7. In our order dated 14th July 2021, we have explained that the expression ‘due and payable’ has to be interpreted with reference to the context in which the words appear. In the context of the Regulations in question, we have held that the expression refers to the present liabilities which may be payable in praesenti or in futuro. There must be an existing obligation to pay though the appointed date of payment may not have arrived. Any liability which is not due and payable, in facts and in law, would not be covered by the expression ‘due and payable’. See paragraph 78 in the judgment reported as (2021) 9 SCC 606 Clause (b) to Regulation 52(4) refers to recurring expenses, that is, expenses which will recur from time to time. It does not refer to one-time payment which is deferred. The recurring liability is not a present liability, but an obligation which, on satisfaction of certain conditions, may accrue in future. The right to claim commission may not accrue and become due and payable. Distributor commission, as a recurring liability, is not payable if the unitholder(s) redeem the unit. Winding up of the scheme entails similar effects and consequences.

8. As noticed above, it is the asset management company which is entitled to charge fees and expenses in terms of sub-regulations (1) and (2) of Regulation 52. The mutual fund distributors are not entitled to direct payment from the unitholders. Payment to the distributors is made by the asset management company, from the amount that they deduct as a recurring expense in terms of Regulation 52(4)(b). On and after publication of the winding up notice in terms of Regulation 39(3)(b), the trustees and the asset management company cannot claim any payment on account of recurring expenses under clause (b) to sub- regulation (4) to Regulation 52. That being the position, as held above, the claim of FIFA has to be rejected. If the amount cannot be due and payable to the principal, the claim of the agent or a third party, in view of the Regulations, must also fail.

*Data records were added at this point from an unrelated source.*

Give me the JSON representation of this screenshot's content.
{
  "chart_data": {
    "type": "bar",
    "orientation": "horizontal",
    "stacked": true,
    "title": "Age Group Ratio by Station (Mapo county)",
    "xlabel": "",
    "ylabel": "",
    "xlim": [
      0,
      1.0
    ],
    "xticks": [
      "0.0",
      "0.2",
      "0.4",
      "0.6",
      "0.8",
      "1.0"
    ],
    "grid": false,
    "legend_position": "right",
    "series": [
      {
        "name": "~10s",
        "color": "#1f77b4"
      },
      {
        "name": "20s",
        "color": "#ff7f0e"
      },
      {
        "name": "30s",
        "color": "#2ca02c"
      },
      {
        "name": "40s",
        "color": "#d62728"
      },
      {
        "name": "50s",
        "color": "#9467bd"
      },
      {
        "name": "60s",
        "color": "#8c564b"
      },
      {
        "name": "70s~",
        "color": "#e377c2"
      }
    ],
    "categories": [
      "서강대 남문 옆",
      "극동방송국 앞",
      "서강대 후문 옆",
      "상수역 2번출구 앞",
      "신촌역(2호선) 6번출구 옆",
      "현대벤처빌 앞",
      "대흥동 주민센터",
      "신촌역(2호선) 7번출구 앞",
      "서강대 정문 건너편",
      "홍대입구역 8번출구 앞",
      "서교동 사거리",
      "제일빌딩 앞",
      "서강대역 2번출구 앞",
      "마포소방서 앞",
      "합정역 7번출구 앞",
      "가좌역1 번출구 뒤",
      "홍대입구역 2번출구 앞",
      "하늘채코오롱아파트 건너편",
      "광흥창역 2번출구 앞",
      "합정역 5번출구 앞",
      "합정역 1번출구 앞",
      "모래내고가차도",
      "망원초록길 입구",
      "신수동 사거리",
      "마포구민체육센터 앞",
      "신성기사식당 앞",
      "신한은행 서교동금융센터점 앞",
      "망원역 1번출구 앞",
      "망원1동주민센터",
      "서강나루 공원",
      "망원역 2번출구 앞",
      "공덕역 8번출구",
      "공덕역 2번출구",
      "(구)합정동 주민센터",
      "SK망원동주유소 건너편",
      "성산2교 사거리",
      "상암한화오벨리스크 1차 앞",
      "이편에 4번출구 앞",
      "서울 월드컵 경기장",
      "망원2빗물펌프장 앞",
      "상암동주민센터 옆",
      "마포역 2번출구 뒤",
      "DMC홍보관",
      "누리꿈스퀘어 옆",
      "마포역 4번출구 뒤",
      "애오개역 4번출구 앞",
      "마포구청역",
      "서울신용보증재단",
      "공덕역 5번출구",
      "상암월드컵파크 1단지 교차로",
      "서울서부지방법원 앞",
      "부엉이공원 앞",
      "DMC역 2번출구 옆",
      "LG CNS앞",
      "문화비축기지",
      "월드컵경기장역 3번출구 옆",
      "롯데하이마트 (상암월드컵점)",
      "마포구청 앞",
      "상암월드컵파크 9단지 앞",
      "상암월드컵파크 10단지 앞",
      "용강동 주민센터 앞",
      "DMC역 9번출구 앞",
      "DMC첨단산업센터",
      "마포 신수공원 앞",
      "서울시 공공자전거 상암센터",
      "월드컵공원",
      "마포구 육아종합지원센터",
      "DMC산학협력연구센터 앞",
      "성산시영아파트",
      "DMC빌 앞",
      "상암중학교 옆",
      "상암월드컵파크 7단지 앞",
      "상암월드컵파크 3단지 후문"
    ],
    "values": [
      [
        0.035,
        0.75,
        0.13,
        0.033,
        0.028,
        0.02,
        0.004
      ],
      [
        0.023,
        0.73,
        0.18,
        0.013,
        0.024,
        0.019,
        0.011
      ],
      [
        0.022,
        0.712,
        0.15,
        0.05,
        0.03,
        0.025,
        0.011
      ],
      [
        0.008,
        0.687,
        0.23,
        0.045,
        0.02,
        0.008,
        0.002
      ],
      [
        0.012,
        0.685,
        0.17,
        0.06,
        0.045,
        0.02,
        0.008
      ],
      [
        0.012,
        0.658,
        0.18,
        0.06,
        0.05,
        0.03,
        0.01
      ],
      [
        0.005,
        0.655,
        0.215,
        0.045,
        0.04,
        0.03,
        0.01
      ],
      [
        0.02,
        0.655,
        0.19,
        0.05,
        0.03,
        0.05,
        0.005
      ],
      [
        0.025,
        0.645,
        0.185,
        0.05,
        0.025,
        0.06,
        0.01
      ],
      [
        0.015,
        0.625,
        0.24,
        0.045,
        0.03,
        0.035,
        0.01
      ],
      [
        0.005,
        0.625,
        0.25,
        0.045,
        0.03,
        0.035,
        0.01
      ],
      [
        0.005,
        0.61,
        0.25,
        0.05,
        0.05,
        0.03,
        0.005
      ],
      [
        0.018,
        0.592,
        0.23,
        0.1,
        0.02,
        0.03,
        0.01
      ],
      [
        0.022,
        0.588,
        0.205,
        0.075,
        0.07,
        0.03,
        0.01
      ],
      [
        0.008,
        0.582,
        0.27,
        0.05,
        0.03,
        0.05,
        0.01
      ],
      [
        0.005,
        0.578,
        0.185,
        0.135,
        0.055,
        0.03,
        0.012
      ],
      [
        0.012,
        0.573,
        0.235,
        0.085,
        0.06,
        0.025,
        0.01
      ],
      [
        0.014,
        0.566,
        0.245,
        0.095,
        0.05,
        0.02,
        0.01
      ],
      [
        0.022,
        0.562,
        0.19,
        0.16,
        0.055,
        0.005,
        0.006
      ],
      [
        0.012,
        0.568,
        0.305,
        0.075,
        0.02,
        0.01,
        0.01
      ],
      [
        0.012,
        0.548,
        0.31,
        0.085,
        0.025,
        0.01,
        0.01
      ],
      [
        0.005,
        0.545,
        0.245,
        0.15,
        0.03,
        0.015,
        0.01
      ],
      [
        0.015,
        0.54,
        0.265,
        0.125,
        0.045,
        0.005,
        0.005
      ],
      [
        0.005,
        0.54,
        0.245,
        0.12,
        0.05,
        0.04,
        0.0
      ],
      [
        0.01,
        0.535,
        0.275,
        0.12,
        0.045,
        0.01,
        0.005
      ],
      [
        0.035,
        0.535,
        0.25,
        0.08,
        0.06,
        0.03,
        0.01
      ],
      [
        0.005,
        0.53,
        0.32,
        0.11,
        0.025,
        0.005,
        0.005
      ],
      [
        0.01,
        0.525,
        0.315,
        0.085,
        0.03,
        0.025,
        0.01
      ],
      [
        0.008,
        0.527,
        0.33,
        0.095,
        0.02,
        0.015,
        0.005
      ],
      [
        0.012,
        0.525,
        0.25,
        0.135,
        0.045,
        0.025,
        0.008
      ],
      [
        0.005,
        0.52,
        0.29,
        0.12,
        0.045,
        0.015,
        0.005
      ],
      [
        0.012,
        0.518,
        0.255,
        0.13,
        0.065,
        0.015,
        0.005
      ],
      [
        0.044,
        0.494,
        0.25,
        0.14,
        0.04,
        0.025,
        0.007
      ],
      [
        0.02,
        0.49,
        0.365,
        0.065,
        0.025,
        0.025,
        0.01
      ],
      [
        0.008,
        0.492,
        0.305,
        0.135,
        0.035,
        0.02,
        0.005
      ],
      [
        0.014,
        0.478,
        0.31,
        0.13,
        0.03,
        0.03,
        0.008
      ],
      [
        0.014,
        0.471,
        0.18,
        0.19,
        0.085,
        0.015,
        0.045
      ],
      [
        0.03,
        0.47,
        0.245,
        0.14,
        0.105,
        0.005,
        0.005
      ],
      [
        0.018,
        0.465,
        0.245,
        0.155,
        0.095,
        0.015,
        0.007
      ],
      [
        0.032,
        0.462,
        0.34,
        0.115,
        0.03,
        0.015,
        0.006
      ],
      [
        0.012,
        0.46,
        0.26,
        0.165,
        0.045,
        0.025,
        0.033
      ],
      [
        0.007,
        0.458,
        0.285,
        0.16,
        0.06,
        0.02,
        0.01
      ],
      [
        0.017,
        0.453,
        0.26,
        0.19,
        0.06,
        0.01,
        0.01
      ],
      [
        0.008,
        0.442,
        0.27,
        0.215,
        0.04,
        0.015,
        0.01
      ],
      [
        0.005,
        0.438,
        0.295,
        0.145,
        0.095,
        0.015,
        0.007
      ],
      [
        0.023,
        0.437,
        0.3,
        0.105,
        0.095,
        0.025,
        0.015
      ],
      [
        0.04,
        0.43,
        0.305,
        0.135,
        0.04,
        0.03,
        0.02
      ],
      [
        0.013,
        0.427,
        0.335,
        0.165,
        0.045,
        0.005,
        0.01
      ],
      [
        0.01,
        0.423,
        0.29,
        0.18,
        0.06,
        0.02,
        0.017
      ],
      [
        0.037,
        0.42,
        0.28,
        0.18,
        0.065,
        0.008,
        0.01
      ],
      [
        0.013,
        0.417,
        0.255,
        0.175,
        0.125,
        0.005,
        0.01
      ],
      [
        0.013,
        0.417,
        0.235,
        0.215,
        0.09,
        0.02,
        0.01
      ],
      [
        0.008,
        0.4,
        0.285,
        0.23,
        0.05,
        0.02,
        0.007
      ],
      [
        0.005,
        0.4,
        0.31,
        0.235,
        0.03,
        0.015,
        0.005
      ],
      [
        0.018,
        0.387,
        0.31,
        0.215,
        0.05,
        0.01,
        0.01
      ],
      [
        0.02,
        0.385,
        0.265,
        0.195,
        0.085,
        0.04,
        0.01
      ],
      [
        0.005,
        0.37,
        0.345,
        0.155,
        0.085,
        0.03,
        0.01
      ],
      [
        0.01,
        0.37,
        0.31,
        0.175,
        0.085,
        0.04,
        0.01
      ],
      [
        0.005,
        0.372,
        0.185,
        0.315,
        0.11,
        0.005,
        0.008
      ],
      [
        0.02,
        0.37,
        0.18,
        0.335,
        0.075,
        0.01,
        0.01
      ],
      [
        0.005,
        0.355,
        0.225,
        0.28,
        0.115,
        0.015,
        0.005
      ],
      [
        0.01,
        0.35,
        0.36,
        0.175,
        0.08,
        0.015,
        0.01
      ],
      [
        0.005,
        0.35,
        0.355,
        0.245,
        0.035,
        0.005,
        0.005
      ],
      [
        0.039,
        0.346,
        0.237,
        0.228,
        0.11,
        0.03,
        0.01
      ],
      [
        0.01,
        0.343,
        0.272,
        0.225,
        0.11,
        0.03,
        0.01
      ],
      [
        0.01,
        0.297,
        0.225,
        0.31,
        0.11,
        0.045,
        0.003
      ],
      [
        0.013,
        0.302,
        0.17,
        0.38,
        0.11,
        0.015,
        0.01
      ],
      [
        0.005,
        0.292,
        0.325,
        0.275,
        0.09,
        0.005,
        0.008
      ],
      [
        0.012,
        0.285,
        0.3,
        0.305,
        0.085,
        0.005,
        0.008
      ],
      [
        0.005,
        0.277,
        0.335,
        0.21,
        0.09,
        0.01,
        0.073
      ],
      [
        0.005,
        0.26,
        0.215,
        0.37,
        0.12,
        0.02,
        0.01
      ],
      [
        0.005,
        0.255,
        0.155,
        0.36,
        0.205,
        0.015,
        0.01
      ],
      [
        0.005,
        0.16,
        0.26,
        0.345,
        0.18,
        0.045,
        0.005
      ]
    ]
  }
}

9. The claim of FIFA, on the basis of the Circular dated 22nd October 2018, which has been referred to above, is equally misconceived and untenable. The Circular dated 22nd October 2018 bars the asset management company from making upfront payment or upfronting of any trail commission, except in case of inflows through Systematic Investment Plans. It is also stipulated that, when the Systematic Investment Plan is discontinued for a period for which commission is paid, the commission amount has to be recovered on pro rata basis from the distributor. As a deduction, it follows that on publication of notices in terms of Regulation 39(3)(b), the business of the mutual fund comes to a stop and therefore, on and from that date the trail commission is not payable, as the scheme is to be wound up and the money is to be collected and paid to the unitholders, in terms of and as per the mandate of Regulation 41. Even if a distributor renders some services to the unitholders after publication of the notice under Regulation 39(3)(b), it would not entitle him to claim an amount from the asset management company. The Circular dated 22nd October 2018 cannot override the Regulations. The Circular does not intend to do so. It has been issued to bring about transparency in expenses, reduce portfolio churning and mis-selling in mutual fund schemes. The intent behind specifying total expense ratio and the performance disclosure for mutual funds is to bring greater transparency in expenses and to not confer any right on the mutual fund distributors to claim expenses under clause (b) to Regulation 41(2), which pertains to the procedure and manner of winding up.

10. Franklin Templeton Trustee Services Private Limited and Franklin Templeton Asset Management (India) Private Limited have filed an affidavit before us stating that they have borne liquidation expenses amounting to approximately Rs. 40,00,00,000/- (Rupees Forty Crores) towards various services such as liquidator’s fee, disbursement expenses, fees for the e-voting platform and the scrutinizer for voting results, etc. It is stated by them that this amount is not intended to be charged to the six Schemes in the interest of the unitholders of the Schemes. We have taken the said statement on record.

11. For the aforesaid reasons, the application IA No. 53453/2022 filed by FIFA is dismissed, without any orders as to costs.